Window of Vulnerability for a Single Botnet

The average overall detection time of this botnet virus may be computed as the weighted average 60% × 20 days + 40% × 60 days = 36 days. So on average we are vulnerable to a single botnet for 36 days. The discipline of probability management¹ provides additional insights by explicitly representing the entire distribution as a set of historical or simulated realizations called SIPs.² Figure B.10 displays the SIPs (in this example, 10,000 simulated outcomes) of both distributions in Figure B.9. Performing calculations with SIPs (SIPmath) can be done in numerous software environments, including the native spreadsheet.

Recently Microsoft Excel has become powerful enough to process SIPs of thousands of trials using its Data Table function.³ Figure B.11 displays such a SIPmath model that combines the two distributions of Figure B.9 to create a distribution of overall time to detection across both security layers.

This workbook takes the two SIPs of Figure B.10 as input and then performs 10,000 calculations of cell C6 that randomly chooses the layer 1 distribution 60% of the time and the layer 2 SIP 40% of the time. The resulting distribution clearly displays the two modes of detection. Press the calculate key (F9 in Windows, ⌘ = on Mac) to perform a new simulation of 10,000 trials. Note that the simulated average is very close to the theoretical value of 36 days, yet 36 is a very unlikely outcome of the distribution. Also note that because the distribution is asymmetric, the chance of vulnerability of less than the average of 36 days is not 50% but 63%. Experiment with the chance of discovery at layer 1 in cell D3 and the number of days in B11 to see how the distribution, average, and chance change.

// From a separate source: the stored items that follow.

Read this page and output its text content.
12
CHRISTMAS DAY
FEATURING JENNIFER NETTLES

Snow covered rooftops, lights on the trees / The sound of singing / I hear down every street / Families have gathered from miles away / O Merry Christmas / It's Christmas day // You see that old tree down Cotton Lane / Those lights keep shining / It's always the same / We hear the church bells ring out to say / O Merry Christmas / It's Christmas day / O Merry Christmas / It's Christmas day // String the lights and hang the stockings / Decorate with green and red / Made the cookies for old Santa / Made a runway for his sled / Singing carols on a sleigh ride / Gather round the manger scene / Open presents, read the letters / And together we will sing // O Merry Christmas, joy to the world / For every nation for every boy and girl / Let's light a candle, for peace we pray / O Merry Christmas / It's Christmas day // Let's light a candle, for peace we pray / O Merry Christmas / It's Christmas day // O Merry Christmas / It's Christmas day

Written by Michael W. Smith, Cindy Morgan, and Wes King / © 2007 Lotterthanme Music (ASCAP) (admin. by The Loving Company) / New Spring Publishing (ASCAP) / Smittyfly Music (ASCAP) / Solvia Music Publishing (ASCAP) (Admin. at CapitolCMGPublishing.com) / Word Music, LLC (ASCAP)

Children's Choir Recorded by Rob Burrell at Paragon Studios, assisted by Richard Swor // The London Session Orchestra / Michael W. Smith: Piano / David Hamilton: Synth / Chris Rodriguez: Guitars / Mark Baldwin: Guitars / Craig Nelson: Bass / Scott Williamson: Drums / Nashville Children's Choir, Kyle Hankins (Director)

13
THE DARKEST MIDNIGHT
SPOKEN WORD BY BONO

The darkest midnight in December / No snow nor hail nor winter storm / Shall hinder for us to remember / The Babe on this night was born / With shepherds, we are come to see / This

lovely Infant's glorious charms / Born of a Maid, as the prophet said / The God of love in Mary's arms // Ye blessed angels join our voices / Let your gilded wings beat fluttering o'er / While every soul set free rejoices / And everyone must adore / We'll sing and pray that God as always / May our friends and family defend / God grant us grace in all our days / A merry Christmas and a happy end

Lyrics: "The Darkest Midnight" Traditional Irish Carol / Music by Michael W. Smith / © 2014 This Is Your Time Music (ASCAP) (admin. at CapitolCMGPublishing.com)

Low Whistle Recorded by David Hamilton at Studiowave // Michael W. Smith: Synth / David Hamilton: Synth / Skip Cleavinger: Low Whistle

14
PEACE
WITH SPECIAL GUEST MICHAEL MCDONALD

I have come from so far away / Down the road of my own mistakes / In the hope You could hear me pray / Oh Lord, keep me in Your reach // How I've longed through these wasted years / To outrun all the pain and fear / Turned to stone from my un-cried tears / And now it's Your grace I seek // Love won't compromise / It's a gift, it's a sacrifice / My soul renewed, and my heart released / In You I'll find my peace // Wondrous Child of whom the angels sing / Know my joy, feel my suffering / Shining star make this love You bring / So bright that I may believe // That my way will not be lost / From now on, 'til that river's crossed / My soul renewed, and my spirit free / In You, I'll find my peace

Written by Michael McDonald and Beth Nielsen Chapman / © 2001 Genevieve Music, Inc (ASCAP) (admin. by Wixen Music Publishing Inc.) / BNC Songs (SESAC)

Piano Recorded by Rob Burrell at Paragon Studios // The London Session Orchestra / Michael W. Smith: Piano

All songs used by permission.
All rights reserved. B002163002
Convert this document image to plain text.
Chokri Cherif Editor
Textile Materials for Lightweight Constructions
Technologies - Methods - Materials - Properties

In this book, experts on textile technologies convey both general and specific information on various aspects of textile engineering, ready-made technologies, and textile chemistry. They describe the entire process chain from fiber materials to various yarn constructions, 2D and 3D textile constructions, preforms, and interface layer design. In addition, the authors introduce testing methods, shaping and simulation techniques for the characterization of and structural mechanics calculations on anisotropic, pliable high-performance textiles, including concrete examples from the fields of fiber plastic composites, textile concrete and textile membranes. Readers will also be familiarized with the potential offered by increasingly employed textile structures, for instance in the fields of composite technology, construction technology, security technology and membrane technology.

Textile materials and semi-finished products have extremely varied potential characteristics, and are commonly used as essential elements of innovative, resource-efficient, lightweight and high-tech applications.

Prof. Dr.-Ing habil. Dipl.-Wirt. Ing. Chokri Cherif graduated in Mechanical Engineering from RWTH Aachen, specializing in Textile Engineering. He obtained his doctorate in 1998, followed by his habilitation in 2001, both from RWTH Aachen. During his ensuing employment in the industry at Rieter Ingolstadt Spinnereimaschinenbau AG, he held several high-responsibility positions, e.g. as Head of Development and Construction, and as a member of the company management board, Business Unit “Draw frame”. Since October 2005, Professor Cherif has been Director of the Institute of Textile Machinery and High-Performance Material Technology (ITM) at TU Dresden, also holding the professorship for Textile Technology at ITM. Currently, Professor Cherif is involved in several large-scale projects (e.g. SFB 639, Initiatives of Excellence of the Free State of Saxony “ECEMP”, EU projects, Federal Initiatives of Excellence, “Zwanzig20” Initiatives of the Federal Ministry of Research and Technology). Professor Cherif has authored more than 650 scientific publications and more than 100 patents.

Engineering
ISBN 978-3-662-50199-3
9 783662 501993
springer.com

The formula used for calculating the average detection time over both layers was technically correct in that it yielded 36 days, but it provides no clue about the distribution. This is what I call the weak form of the flaw of averages. The strong form is considerably worse, in that you don't even get the right average. The model of Figure B.7 created a SIP of its own, which we can now use to explore the impact of multiple simultaneous botnet attacks.

Window of Vulnerability for Multiple Botnets

Suppose we put a new system online, which is immediately attacked by multiple viruses that all have the same distribution of detection times. Since each virus is detected in an average of 36 days, you might think that the average vulnerability is again 36 days, as it was for the single virus. But it is not, because your system remains vulnerable until the last of the botnets is detected.

Figure B.12 displays the SIPs of 10 botnet detection times generated by the simulation of Figure B.11. They all have the same numbers, but the order has been scrambled in each to make them statistically independent.

These SIPs are used in the model in Figure B.13, which calculates the distribution of the maximum of the detection times of all botnets in cell C14. Note that you can adjust the number of botnets from between 1 and 10 with the spinner control in column E. Before experimenting with this model, close the model of Figure B.11, as it contains a Rand() formula, which can slow down the calculation.

Note that the average days of vulnerability increase as the number of simultaneous attacks goes up, and that the chance of coming in at less than 36 days diminishes. This is an example of the strong form of the flaw of averages, and for 10 botnets, the average is 78 days, with a 1% chance of being less than 36.

Such modeling could easily be generalized to reflect different variants of viruses attacking at random times instead of all at once. Such insights into the proportion of time when you would expect your system to be vulnerable are vital to making investment decisions involving mitigation strategies.